Can an AI agent write to OpenCTI or MISP through MCP?

Not through the official servers today: the MISP server is strictly read-only, and the official OpenCTI tooling has so far been read-focused. That is a statement about the servers, not about the workflow, because writing back is one of the most useful things an agent can do, turning a report or a finished analysis into a structured event or entity without the manual data entry. Until the official servers grow write support, the practical route is the platform's own client library or API, PyMISP for MISP or pycti for OpenCTI, called by the agent with a key scoped to create but not administer, and with an analyst reviewing the result before it is published or shared.
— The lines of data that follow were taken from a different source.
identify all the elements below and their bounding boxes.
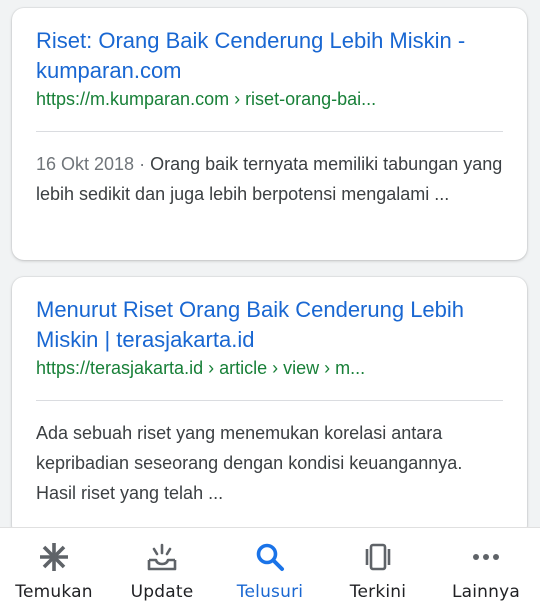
nav-item-telusuri[interactable]: Telusuri	[216, 528, 324, 611]
inbox-icon	[145, 540, 179, 574]
nav-label: Lainnya	[451, 582, 521, 602]
date-separator: ·	[134, 154, 151, 174]
cards-icon	[361, 540, 395, 574]
divider	[36, 400, 503, 401]
result-snippet: Ada sebuah riset yang menemukan korelasi…	[36, 423, 463, 503]
result-title-link[interactable]: Menurut Riset Orang Baik Cenderung Lebih…	[36, 295, 503, 355]
bottom-navigation-bar: Temukan Update Telusuri Terkini Lainnya	[0, 527, 540, 611]
result-url[interactable]: https://m.kumparan.com › riset-orang-bai…	[36, 86, 503, 112]
nav-label: Terkini	[349, 582, 407, 602]
asterisk-icon	[37, 540, 71, 574]
nav-item-lainnya[interactable]: Lainnya	[432, 528, 540, 611]
nav-item-temukan[interactable]: Temukan	[0, 528, 108, 611]
nav-label: Temukan	[15, 582, 93, 602]
search-result-card: Riset: Orang Baik Cenderung Lebih Miskin…	[12, 8, 527, 260]
nav-item-terkini[interactable]: Terkini	[324, 528, 432, 611]
divider	[36, 131, 503, 132]
search-icon	[253, 540, 287, 574]
search-result-card: Menurut Riset Orang Baik Cenderung Lebih…	[12, 277, 527, 537]
result-snippet: 16 Okt 2018 · Orang baik ternyata memili…	[36, 149, 503, 209]
nav-label: Telusuri	[236, 582, 304, 602]
result-url[interactable]: https://terasjakarta.id › article › view…	[36, 355, 503, 381]
result-date: 16 Okt 2018	[36, 154, 135, 174]
nav-label: Update	[130, 582, 194, 602]
result-title-link[interactable]: Riset: Orang Baik Cenderung Lebih Miskin…	[36, 26, 503, 86]
more-dots-icon	[469, 540, 503, 574]
nav-item-update[interactable]: Update	[108, 528, 216, 611]
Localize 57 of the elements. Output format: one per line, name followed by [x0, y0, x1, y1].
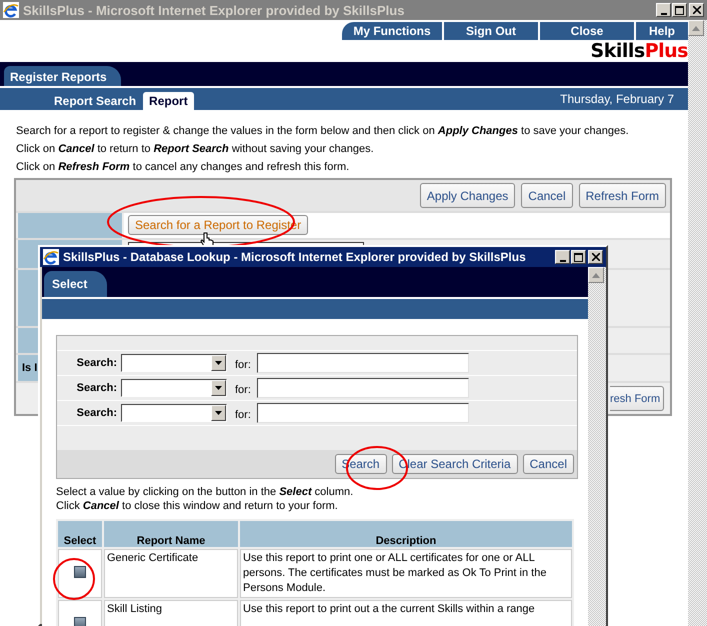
for-label: for:: [235, 383, 251, 396]
section-tab[interactable]: Select: [44, 271, 108, 297]
search-label: Search:: [76, 357, 118, 369]
instruction-text: Click on Refresh Form to cancel any changes and refresh this form.: [16, 160, 350, 175]
report-name-cell: Generic Certificate: [104, 549, 238, 598]
action-button[interactable]: Cancel: [522, 454, 574, 474]
highlight-ellipse: [52, 557, 96, 601]
field-label: Is I: [22, 362, 38, 374]
input-field[interactable]: [256, 403, 469, 423]
select-button[interactable]: [74, 566, 86, 578]
close-icon[interactable]: [689, 3, 704, 17]
maximize-icon[interactable]: [571, 250, 586, 264]
maximize-icon[interactable]: [672, 3, 687, 17]
sub-tab[interactable]: Report: [143, 92, 194, 110]
search-label: Search:: [76, 407, 118, 419]
minimize-icon[interactable]: [555, 250, 570, 264]
instruction-text: Select a value by clicking on the button in the Select column.: [56, 485, 354, 499]
instruction-text: Search for a report to register & change the values in the form below and then click on Apply Changes to save your changes.: [16, 124, 630, 139]
action-button[interactable]: Apply Changes: [420, 183, 516, 208]
action-button[interactable]: Cancel: [521, 183, 573, 208]
instruction-text: Click Cancel to close this window and return to your form.: [56, 499, 339, 513]
minimize-icon[interactable]: [656, 3, 671, 17]
select-button[interactable]: [74, 617, 86, 626]
dropdown[interactable]: [121, 404, 227, 422]
browser-logo-icon: [3, 2, 19, 18]
nav-link[interactable]: My Functions: [342, 22, 442, 40]
column-header: Description: [240, 521, 572, 547]
description-cell: Use this report to print out a the current Skills within a range: [240, 600, 572, 626]
nav-link[interactable]: Close: [538, 22, 634, 40]
logo: SkillsPlus: [590, 40, 688, 62]
column-header: Select: [58, 521, 102, 547]
nav-link[interactable]: Sign Out: [442, 22, 538, 40]
close-icon[interactable]: [588, 250, 603, 264]
input-field[interactable]: [256, 353, 469, 373]
section-tab[interactable]: Register Reports: [4, 66, 121, 86]
browser-logo-icon: [43, 249, 59, 265]
instruction-text: Click on Cancel to return to Report Search without saving your changes.: [16, 142, 375, 157]
description-cell: Use this report to print one or ALL certificates for one or ALL persons. The certificates must be marked as Ok To Print in the Persons Module.: [240, 549, 572, 598]
scroll-up-button[interactable]: [588, 267, 604, 283]
nav-link[interactable]: Help: [634, 22, 688, 40]
scroll-up-button[interactable]: [688, 20, 704, 36]
action-button[interactable]: Refresh Form: [578, 183, 666, 208]
input-field[interactable]: [256, 378, 469, 398]
dropdown[interactable]: [121, 379, 227, 397]
scrollbar[interactable]: [688, 20, 707, 626]
sub-tab[interactable]: Report Search: [48, 92, 142, 110]
window-title: SkillsPlus - Microsoft Internet Explorer provided by SkillsPlus: [23, 2, 406, 18]
search-label: Search:: [76, 382, 118, 394]
dropdown[interactable]: [121, 354, 227, 372]
refresh-button[interactable]: resh Form: [610, 386, 664, 411]
window-title: SkillsPlus - Database Lookup - Microsoft Internet Explorer provided by SkillsPlus: [63, 250, 527, 264]
scrollbar[interactable]: [588, 267, 606, 626]
report-name-cell: Skill Listing: [104, 600, 238, 626]
date-text: Thursday, February 7: [560, 91, 675, 106]
for-label: for:: [235, 358, 251, 371]
for-label: for:: [235, 408, 251, 421]
column-header: Report Name: [104, 521, 238, 547]
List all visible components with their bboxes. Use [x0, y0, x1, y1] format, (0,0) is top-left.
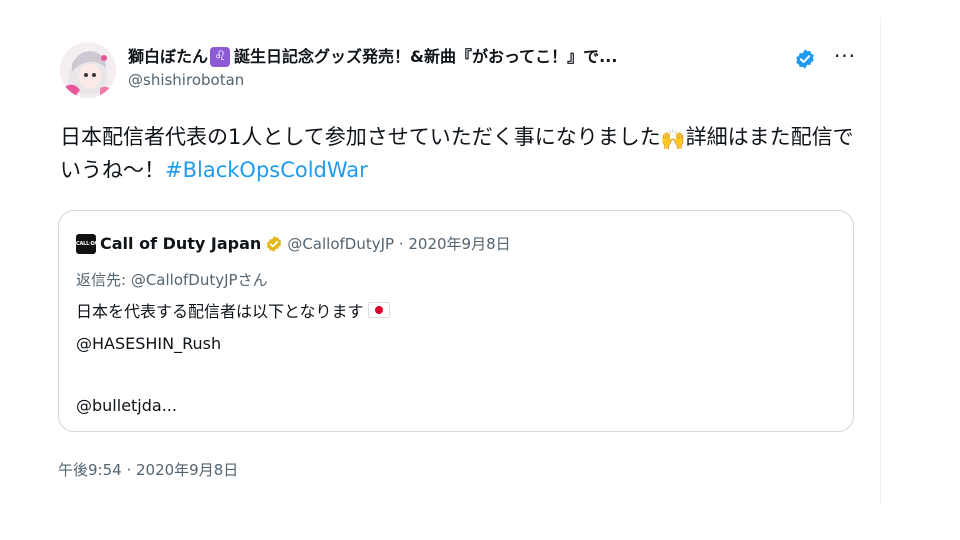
gold-verified-badge-icon: [267, 235, 282, 252]
more-options-icon[interactable]: ···: [832, 46, 858, 70]
quote-reply-to[interactable]: 返信先: @CallofDutyJPさん: [76, 269, 268, 291]
verified-badge-icon: [796, 49, 814, 69]
quote-author-name[interactable]: Call of Duty Japan: [100, 234, 261, 253]
display-name-prefix: 獅白ぼたん: [128, 47, 209, 66]
tweet-text-part1: 日本配信者代表の1人として参加させていただく事になりました: [60, 125, 661, 149]
tweet-text: 日本配信者代表の1人として参加させていただく事になりました🙌詳細はまた配信でいう…: [60, 122, 860, 186]
display-name-suffix: 誕生日記念グッズ発売！&新曲『がおってこ！』で...: [234, 47, 618, 66]
page: 獅白ぼたん ♌ 誕生日記念グッズ発売！&新曲『がおってこ！』で... @shis…: [0, 0, 960, 540]
japan-flag-icon: [367, 302, 390, 318]
raised-hands-emoji-icon: 🙌: [660, 127, 686, 151]
quote-text-line1: 日本を代表する配信者は以下となります: [76, 301, 390, 323]
quote-header: CALL·DUTY Call of Duty Japan @CallofDuty…: [76, 233, 511, 254]
avatar[interactable]: [60, 42, 116, 98]
author-names: 獅白ぼたん ♌ 誕生日記念グッズ発売！&新曲『がおってこ！』で... @shis…: [128, 46, 788, 90]
tweet[interactable]: 獅白ぼたん ♌ 誕生日記念グッズ発売！&新曲『がおってこ！』で... @shis…: [56, 40, 864, 479]
user-handle[interactable]: @shishirobotan: [128, 70, 788, 90]
quote-mention-haseshin: @HASESHIN_Rush: [76, 334, 222, 353]
quote-tweet-card[interactable]: CALL·DUTY Call of Duty Japan @CallofDuty…: [58, 210, 854, 432]
quote-line1-text: 日本を代表する配信者は以下となります: [76, 302, 364, 321]
column-divider: [880, 18, 881, 506]
tweet-timestamp[interactable]: 午後9:54 · 2020年9月8日: [58, 460, 238, 480]
display-name[interactable]: 獅白ぼたん ♌ 誕生日記念グッズ発売！&新曲『がおってこ！』で...: [128, 46, 788, 68]
leo-zodiac-icon: ♌: [210, 47, 231, 67]
quote-avatar[interactable]: CALL·DUTY: [76, 233, 96, 254]
hashtag-link[interactable]: #BlackOpsColdWar: [165, 158, 368, 182]
quote-mention-bulletjda: @bulletjda...: [76, 396, 177, 415]
quote-handle-date: @CallofDutyJP · 2020年9月8日: [287, 235, 511, 253]
tweet-header: 獅白ぼたん ♌ 誕生日記念グッズ発売！&新曲『がおってこ！』で... @shis…: [56, 40, 864, 104]
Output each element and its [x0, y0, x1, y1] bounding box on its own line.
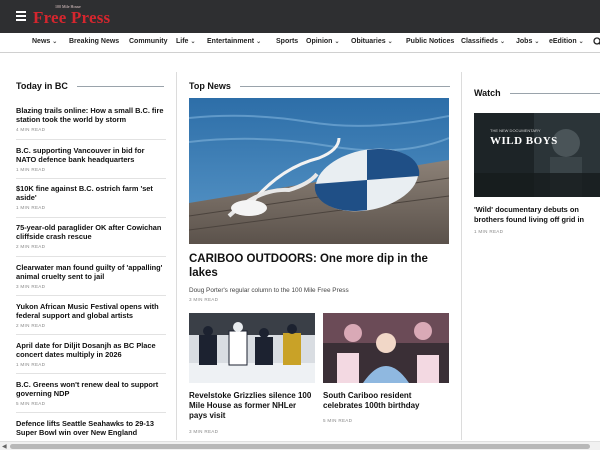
nav-item-public-notices[interactable]: Public Notices	[406, 38, 454, 45]
search-icon[interactable]	[593, 37, 600, 47]
main-nav: News ⌄ Breaking News Community Life ⌄ Ente…	[0, 33, 600, 53]
horizontal-scrollbar[interactable]: ◀	[0, 441, 600, 450]
list-item[interactable]: 75-year-old paraglider OK after Cowichan…	[16, 223, 166, 249]
divider	[16, 373, 166, 374]
scrollbar-thumb[interactable]	[10, 444, 590, 449]
hockey-thumbnail[interactable]	[189, 313, 315, 383]
chevron-down-icon: ⌄	[334, 39, 340, 45]
hero-title[interactable]: CARIBOO OUTDOORS: One more dip in the la…	[189, 252, 451, 280]
chevron-down-icon: ⌄	[387, 39, 393, 45]
today-in-bc-heading: Today in BC	[16, 81, 68, 91]
column-divider	[176, 72, 177, 440]
chevron-down-icon: ⌄	[256, 39, 262, 45]
read-time: 1 MIN READ	[16, 205, 46, 210]
list-item[interactable]: B.C. supporting Vancouver in bid for NAT…	[16, 146, 166, 172]
list-item[interactable]: Clearwater man found guilty of 'appallin…	[16, 263, 166, 289]
menu-icon[interactable]	[16, 11, 26, 21]
list-item[interactable]: Blazing trails online: How a small B.C. …	[16, 106, 166, 132]
nav-item-sports[interactable]: Sports	[276, 38, 298, 45]
article-title[interactable]: 75-year-old paraglider OK after Cowichan…	[16, 223, 166, 241]
article-title[interactable]: April date for Diljit Dosanjh as BC Plac…	[16, 341, 166, 359]
article-title[interactable]: B.C. Greens won't renew deal to support …	[16, 380, 166, 398]
read-time: 5 MIN READ	[323, 418, 353, 423]
card-title[interactable]: Revelstoke Grizzlies silence 100 Mile Ho…	[189, 391, 315, 421]
nav-item-obituaries[interactable]: Obituaries ⌄	[351, 38, 393, 45]
read-time: 3 MIN READ	[189, 429, 219, 434]
nav-item-opinion[interactable]: Opinion ⌄	[306, 38, 339, 45]
scroll-left-icon[interactable]: ◀	[2, 443, 7, 450]
nav-item-community[interactable]: Community	[129, 38, 168, 45]
read-time: 4 MIN READ	[16, 127, 46, 132]
nav-item-life[interactable]: Life ⌄	[176, 38, 195, 45]
section-rule	[77, 86, 164, 87]
chevron-down-icon: ⌄	[190, 39, 196, 45]
read-time: 1 MIN READ	[16, 167, 46, 172]
divider	[16, 256, 166, 257]
read-time: 3 MIN READ	[16, 284, 46, 289]
list-item[interactable]: Defence lifts Seattle Seahawks to 29-13 …	[16, 419, 166, 437]
card-title[interactable]: South Cariboo resident celebrates 100th …	[323, 391, 449, 411]
hero-image[interactable]	[189, 98, 449, 244]
divider	[16, 334, 166, 335]
watch-heading: Watch	[474, 88, 501, 98]
hero-subtitle: Doug Porter's regular column to the 100 …	[189, 287, 349, 294]
top-bar: 100 Mile House Free Press	[0, 0, 600, 33]
video-thumbnail[interactable]: THE NEW DOCUMENTARY WILD BOYS	[474, 113, 600, 197]
chevron-down-icon: ⌄	[52, 39, 58, 45]
article-title[interactable]: Defence lifts Seattle Seahawks to 29-13 …	[16, 419, 166, 437]
section-rule	[510, 93, 600, 94]
list-item[interactable]: April date for Diljit Dosanjh as BC Plac…	[16, 341, 166, 367]
read-time: 2 MIN READ	[16, 323, 46, 328]
watch-article-title[interactable]: 'Wild' documentary debuts on brothers fo…	[474, 205, 600, 224]
article-title[interactable]: $10K fine against B.C. ostrich farm 'set…	[16, 184, 166, 202]
chevron-down-icon: ⌄	[499, 39, 505, 45]
list-item[interactable]: $10K fine against B.C. ostrich farm 'set…	[16, 184, 166, 210]
list-item[interactable]: Yukon African Music Festival opens with …	[16, 302, 166, 328]
nav-item-eedition[interactable]: eEdition ⌄	[549, 38, 584, 45]
divider	[16, 139, 166, 140]
article-title[interactable]: Clearwater man found guilty of 'appallin…	[16, 263, 166, 281]
nav-item-jobs[interactable]: Jobs ⌄	[516, 38, 539, 45]
logo-name: Free Press	[33, 8, 111, 27]
nav-item-breaking-news[interactable]: Breaking News	[69, 38, 119, 45]
read-time: 5 MIN READ	[16, 401, 46, 406]
section-rule	[240, 86, 450, 87]
divider	[16, 217, 166, 218]
article-title[interactable]: Yukon African Music Festival opens with …	[16, 302, 166, 320]
birthday-thumbnail[interactable]	[323, 313, 449, 383]
column-divider	[461, 72, 462, 440]
nav-item-news[interactable]: News ⌄	[32, 38, 57, 45]
read-time: 1 MIN READ	[474, 229, 504, 234]
divider	[16, 412, 166, 413]
article-title[interactable]: B.C. supporting Vancouver in bid for NAT…	[16, 146, 166, 164]
read-time: 3 MIN READ	[189, 297, 219, 302]
list-item[interactable]: B.C. Greens won't renew deal to support …	[16, 380, 166, 406]
nav-item-classifieds[interactable]: Classifieds ⌄	[461, 38, 505, 45]
divider	[16, 295, 166, 296]
nav-item-entertainment[interactable]: Entertainment ⌄	[207, 38, 261, 45]
top-news-heading: Top News	[189, 81, 231, 91]
divider	[16, 178, 166, 179]
chevron-down-icon: ⌄	[578, 39, 584, 45]
chevron-down-icon: ⌄	[534, 39, 540, 45]
video-art	[474, 113, 600, 197]
read-time: 2 MIN READ	[16, 244, 46, 249]
article-title[interactable]: Blazing trails online: How a small B.C. …	[16, 106, 166, 124]
read-time: 1 MIN READ	[16, 362, 46, 367]
video-title-art: WILD BOYS	[490, 135, 558, 147]
video-kicker: THE NEW DOCUMENTARY	[490, 128, 541, 133]
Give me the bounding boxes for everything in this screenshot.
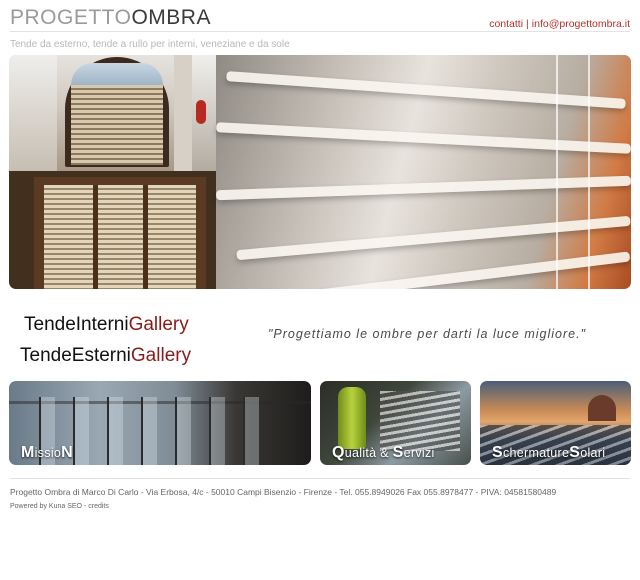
esterni-gallery-prefix: TendeEsterni xyxy=(20,345,131,366)
hero-photo-arched-window xyxy=(9,55,192,171)
interni-gallery-accent: Gallery xyxy=(128,314,189,335)
esterni-gallery-accent: Gallery xyxy=(130,345,192,366)
contacts-link[interactable]: contatti xyxy=(489,18,523,30)
solar-shading-tile-caption: SchermatureSolari xyxy=(492,444,606,461)
quality-services-tile[interactable]: Qualità & Servizi xyxy=(320,381,471,465)
footer-company-info: Progetto Ombra di Marco Di Carlo - Via E… xyxy=(10,487,557,497)
mission-tile-caption: MissioN xyxy=(21,444,74,461)
credits-link[interactable]: credits xyxy=(88,503,109,510)
powered-prefix: Powered by xyxy=(10,503,47,510)
footer-divider xyxy=(10,478,630,479)
contacts-separator: | xyxy=(526,18,529,30)
quality-services-tile-caption: Qualità & Servizi xyxy=(332,444,435,461)
site-logo[interactable]: PROGETTOOMBRA xyxy=(10,6,211,30)
email-link[interactable]: info@progettombra.it xyxy=(532,18,630,30)
site-tagline: Tende da esterno, tende a rullo per inte… xyxy=(10,39,290,50)
kuna-seo-link[interactable]: Kuna SEO xyxy=(49,503,82,510)
logo-text-strong: OMBRA xyxy=(131,6,211,29)
logo-text-light: PROGETTO xyxy=(10,6,132,29)
hero-photo-venetian-slats xyxy=(215,55,631,289)
mission-tile[interactable]: MissioN xyxy=(9,381,311,465)
powered-separator: - xyxy=(83,503,87,510)
footer-powered-by: Powered by Kuna SEO - credits xyxy=(10,503,109,510)
header-contacts: contatti | info@progettombra.it xyxy=(489,18,630,30)
hero-photo-wood-blinds xyxy=(9,171,216,289)
header-divider xyxy=(10,31,630,32)
interni-gallery-prefix: TendeInterni xyxy=(24,314,129,335)
interni-gallery-link[interactable]: TendeInterniGallery xyxy=(24,314,189,336)
esterni-gallery-link[interactable]: TendeEsterniGallery xyxy=(20,345,191,367)
hero-image xyxy=(9,55,631,289)
solar-shading-tile[interactable]: SchermatureSolari xyxy=(480,381,631,465)
slogan-quote: "Progettiamo le ombre per darti la luce … xyxy=(268,327,587,341)
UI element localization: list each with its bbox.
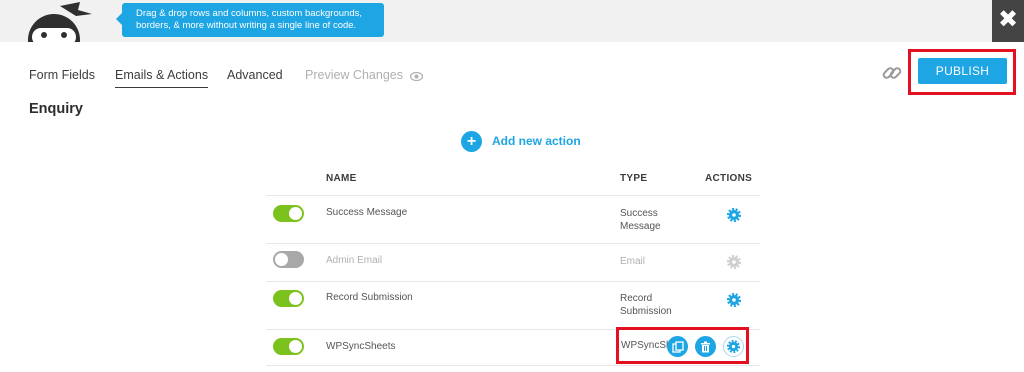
tab-preview-label: Preview Changes bbox=[305, 68, 403, 82]
form-title: Enquiry bbox=[29, 101, 83, 117]
duplicate-icon bbox=[671, 340, 684, 353]
column-header-type: TYPE bbox=[620, 173, 648, 184]
delete-button[interactable] bbox=[695, 336, 716, 357]
enable-toggle[interactable] bbox=[273, 290, 304, 307]
table-row: Success Message Success Message bbox=[266, 196, 760, 244]
action-name: WPSyncSheets bbox=[326, 341, 396, 352]
gear-icon bbox=[727, 340, 740, 353]
tab-emails-actions[interactable]: Emails & Actions bbox=[115, 68, 209, 88]
link-icon[interactable] bbox=[881, 62, 903, 89]
settings-button[interactable] bbox=[723, 336, 744, 357]
tab-form-fields[interactable]: Form Fields bbox=[29, 68, 95, 82]
divider bbox=[266, 365, 760, 366]
table-row: Record Submission Record Submission bbox=[266, 282, 760, 330]
tooltip-bubble: Drag & drop rows and columns, custom bac… bbox=[116, 3, 384, 37]
column-header-actions: ACTIONS bbox=[705, 173, 753, 184]
close-icon: ✖ bbox=[997, 6, 1019, 33]
gear-icon[interactable] bbox=[727, 208, 741, 222]
top-bar: Drag & drop rows and columns, custom bac… bbox=[0, 0, 1024, 42]
action-name: Record Submission bbox=[326, 292, 413, 303]
tab-advanced[interactable]: Advanced bbox=[227, 68, 283, 82]
action-type: Email bbox=[620, 256, 646, 267]
enable-toggle[interactable] bbox=[273, 338, 304, 355]
enable-toggle[interactable] bbox=[273, 205, 304, 222]
column-header-name: NAME bbox=[326, 173, 357, 184]
enable-toggle[interactable] bbox=[273, 251, 304, 268]
tooltip-line-2: borders, & more without writing a single… bbox=[136, 20, 357, 31]
action-name: Admin Email bbox=[326, 255, 383, 266]
trash-icon bbox=[701, 341, 710, 352]
close-button[interactable]: ✖ bbox=[992, 0, 1024, 42]
add-new-action-label: Add new action bbox=[492, 134, 581, 148]
publish-button[interactable]: PUBLISH bbox=[918, 58, 1007, 84]
add-new-action-button[interactable]: + Add new action bbox=[461, 130, 581, 152]
action-type: Record Submission bbox=[620, 293, 672, 317]
tab-preview-changes[interactable]: Preview Changes bbox=[305, 68, 424, 84]
gear-icon[interactable] bbox=[727, 255, 741, 269]
table-row: Admin Email Email bbox=[266, 244, 760, 281]
action-name: Success Message bbox=[326, 207, 408, 218]
plus-icon: + bbox=[461, 130, 482, 152]
action-type: Success Message bbox=[620, 208, 661, 232]
tooltip-line-1: Drag & drop rows and columns, custom bac… bbox=[136, 8, 362, 19]
gear-icon[interactable] bbox=[727, 293, 741, 307]
ninja-logo bbox=[14, 0, 100, 42]
duplicate-button[interactable] bbox=[667, 336, 688, 357]
eye-icon bbox=[410, 70, 424, 84]
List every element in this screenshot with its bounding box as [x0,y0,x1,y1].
How is an MCP server different from an OpenCTI connector or a MISP feed?

They move data in opposite directions for different consumers. Connectors and feeds move intelligence between systems in bulk, on a schedule, machine to machine: a feed pushes indicators into your platform whether anyone asked or not. An MCP server moves answers to an agent on demand: nothing happens until the model asks a question mid-task, and what comes back is shaped for the model to reason over rather than for a database to ingest. A healthy setup uses both, with connectors and feeds filling the platform and MCP letting the agent interrogate it.

Do I need Claude to use these MCP servers?

No. MCP is an open standard, and the servers in this guide work with any client that implements it, including Claude Code and Claude Desktop, Cursor, and a growing list of agent frameworks and IDEs. The configuration snippets in this guide use the JSON format shared by Claude's tools, but the same command, arguments, and environment variables translate directly to any other MCP-capable client.